Rachel: Oh, no. I was just going to say, I don’t think that they’re going to view I think they want to see jobs created, period. And I don’t think a projection versus actual is going to ultimately matter. And so I think you’re just reporting one number ultimately. And so they’re not going to hold you to a projection.

Ashley: Correct. And I think that that’s the key is what you actually created. And if some of those jobs ultimately end up going away, I mean, that’s the that’s the way of economics.

Jimmy: Excellent. Well, I know we’re we’re running over. I do want to go I want to see if we can go for five more minutes. We’re not going to get to all the questions. We have too many. And I apologize if we don’t get to your question, but we’ll try to address it via email offline a little bit later today. I’ll try to pass along all the questions that I can. We did get a question in here from Maria. She says, Thanks for a great session. She asks about the possibility of assigning funds to local governments for education, pre development, etc. She says it’s great and needed. Do you have any insights on whether this special fund will be approved? I think she’s referring to the State and Community Dynamism Fund. What are your thoughts on whether that fund will be approved?

Catherine: Yes. I mean, it is part of it’s part of the legislation. But as I as I mentioned, it would need to go through the appropriations process in order to appropriate be appropriated that $1 billion.

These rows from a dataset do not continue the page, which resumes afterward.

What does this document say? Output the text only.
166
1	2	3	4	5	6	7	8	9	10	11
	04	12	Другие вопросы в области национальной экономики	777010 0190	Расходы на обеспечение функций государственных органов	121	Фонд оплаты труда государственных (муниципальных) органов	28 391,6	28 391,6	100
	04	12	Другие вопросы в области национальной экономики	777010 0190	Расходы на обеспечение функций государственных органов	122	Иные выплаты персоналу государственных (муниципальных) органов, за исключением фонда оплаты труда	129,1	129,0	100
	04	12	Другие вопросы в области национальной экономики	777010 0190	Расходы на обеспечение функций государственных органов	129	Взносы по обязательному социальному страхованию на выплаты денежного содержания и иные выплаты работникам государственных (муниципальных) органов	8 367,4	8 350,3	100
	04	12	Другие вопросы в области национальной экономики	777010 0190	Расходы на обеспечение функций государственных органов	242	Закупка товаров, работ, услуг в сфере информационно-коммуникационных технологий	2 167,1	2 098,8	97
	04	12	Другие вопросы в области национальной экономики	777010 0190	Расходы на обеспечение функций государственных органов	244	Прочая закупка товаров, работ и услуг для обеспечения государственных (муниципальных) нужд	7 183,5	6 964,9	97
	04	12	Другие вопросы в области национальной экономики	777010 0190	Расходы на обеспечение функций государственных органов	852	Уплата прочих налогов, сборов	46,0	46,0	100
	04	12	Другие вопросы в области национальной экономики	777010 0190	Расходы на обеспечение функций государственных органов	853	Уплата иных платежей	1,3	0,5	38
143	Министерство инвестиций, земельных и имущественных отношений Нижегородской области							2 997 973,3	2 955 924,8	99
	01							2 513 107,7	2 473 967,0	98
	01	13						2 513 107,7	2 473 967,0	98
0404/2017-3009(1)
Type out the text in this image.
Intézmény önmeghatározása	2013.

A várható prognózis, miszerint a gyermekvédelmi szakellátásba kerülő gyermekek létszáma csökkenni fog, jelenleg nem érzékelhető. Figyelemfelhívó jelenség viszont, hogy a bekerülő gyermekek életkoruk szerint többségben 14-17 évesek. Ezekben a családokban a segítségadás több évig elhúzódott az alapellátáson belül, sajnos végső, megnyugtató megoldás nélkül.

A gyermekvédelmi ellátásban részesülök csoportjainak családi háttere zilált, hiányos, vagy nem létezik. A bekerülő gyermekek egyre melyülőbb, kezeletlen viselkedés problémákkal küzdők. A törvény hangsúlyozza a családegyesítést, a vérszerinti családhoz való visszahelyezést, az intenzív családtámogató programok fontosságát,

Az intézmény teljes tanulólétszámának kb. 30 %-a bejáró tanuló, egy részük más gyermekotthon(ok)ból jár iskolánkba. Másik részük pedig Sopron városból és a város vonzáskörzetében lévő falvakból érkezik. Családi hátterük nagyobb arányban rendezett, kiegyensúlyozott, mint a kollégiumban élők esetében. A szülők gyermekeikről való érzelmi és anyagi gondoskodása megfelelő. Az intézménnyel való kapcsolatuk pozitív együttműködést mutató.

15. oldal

So again, that would require a bit of a crystal ball. But I think that’s sort of a that would be a future step once hopefully this passes. But yeah, I mean, I think that that would be a required step though in the process is to also go through the Appropriations Committee and get that fund appropriated $1,000,000,000 at the that the legislation asks for.

Jimmy: And I think… I don’t know if you have anything else to add there. Go ahead, Ashley.

Ashley: Well, I think it’s going to be really interesting to see how they actually administer the Dynamism Fund and how they actually roll that out. And once again, I think that each one of us needs to really pay attention to that and we need to get involved in the conversation and and keep our finger on the pulse of how that’s happening. And then that’s going to allow us to give a roadmap to folks about how they can apply and how we can scale that relative to getting access to it. And so, Maria, I think that that’s going to be one of the important things that we all need to do is to figure out, okay, how is this getting administered and how can we really position governments and that kind of thing that are really doing good stuff to be able to go and grab that.

Rachel: Yeah. And to Ashley’s point, I think communicating early is really important, especially for folks who have been involved with opportunity zones at the ground level for a few years now. At this point, being able to communicate to your governor what is needed in the field in order to deliver high impact projects, whether that is actually pre-development credit enhancement, whatever that is, or if there’s a new initiative or an initiative, you want to scale through technical assistance, capacity, building money, just communicating that now, I think is important so that it’s not an afterthought should the funds get passed.

Ashley: You know, so to that to that point. Right. So Ed Knight has a question about how he gets how he finds, how he can get his project out to a fund. That should specifically be one of the things that gets dialed in relative to a process here. Right, with technical assistance and guidance and that kind of thing to facilitate those kind of interactions. And I think that we’ve got a real big opportunity there to do so.

Jimmy: Yeah, let’s have Ashley connect with Ed offline after the after the show today. I think we have time for two more questions. So question here from Clay he asked to the point concerning incentivizing investments into rural opportunity zones, what are the panel’s thoughts on how the bill can be amended? I don’t think we’re going to amend the bill, but what are your thoughts generally on providing additional tax incentives for rural zones?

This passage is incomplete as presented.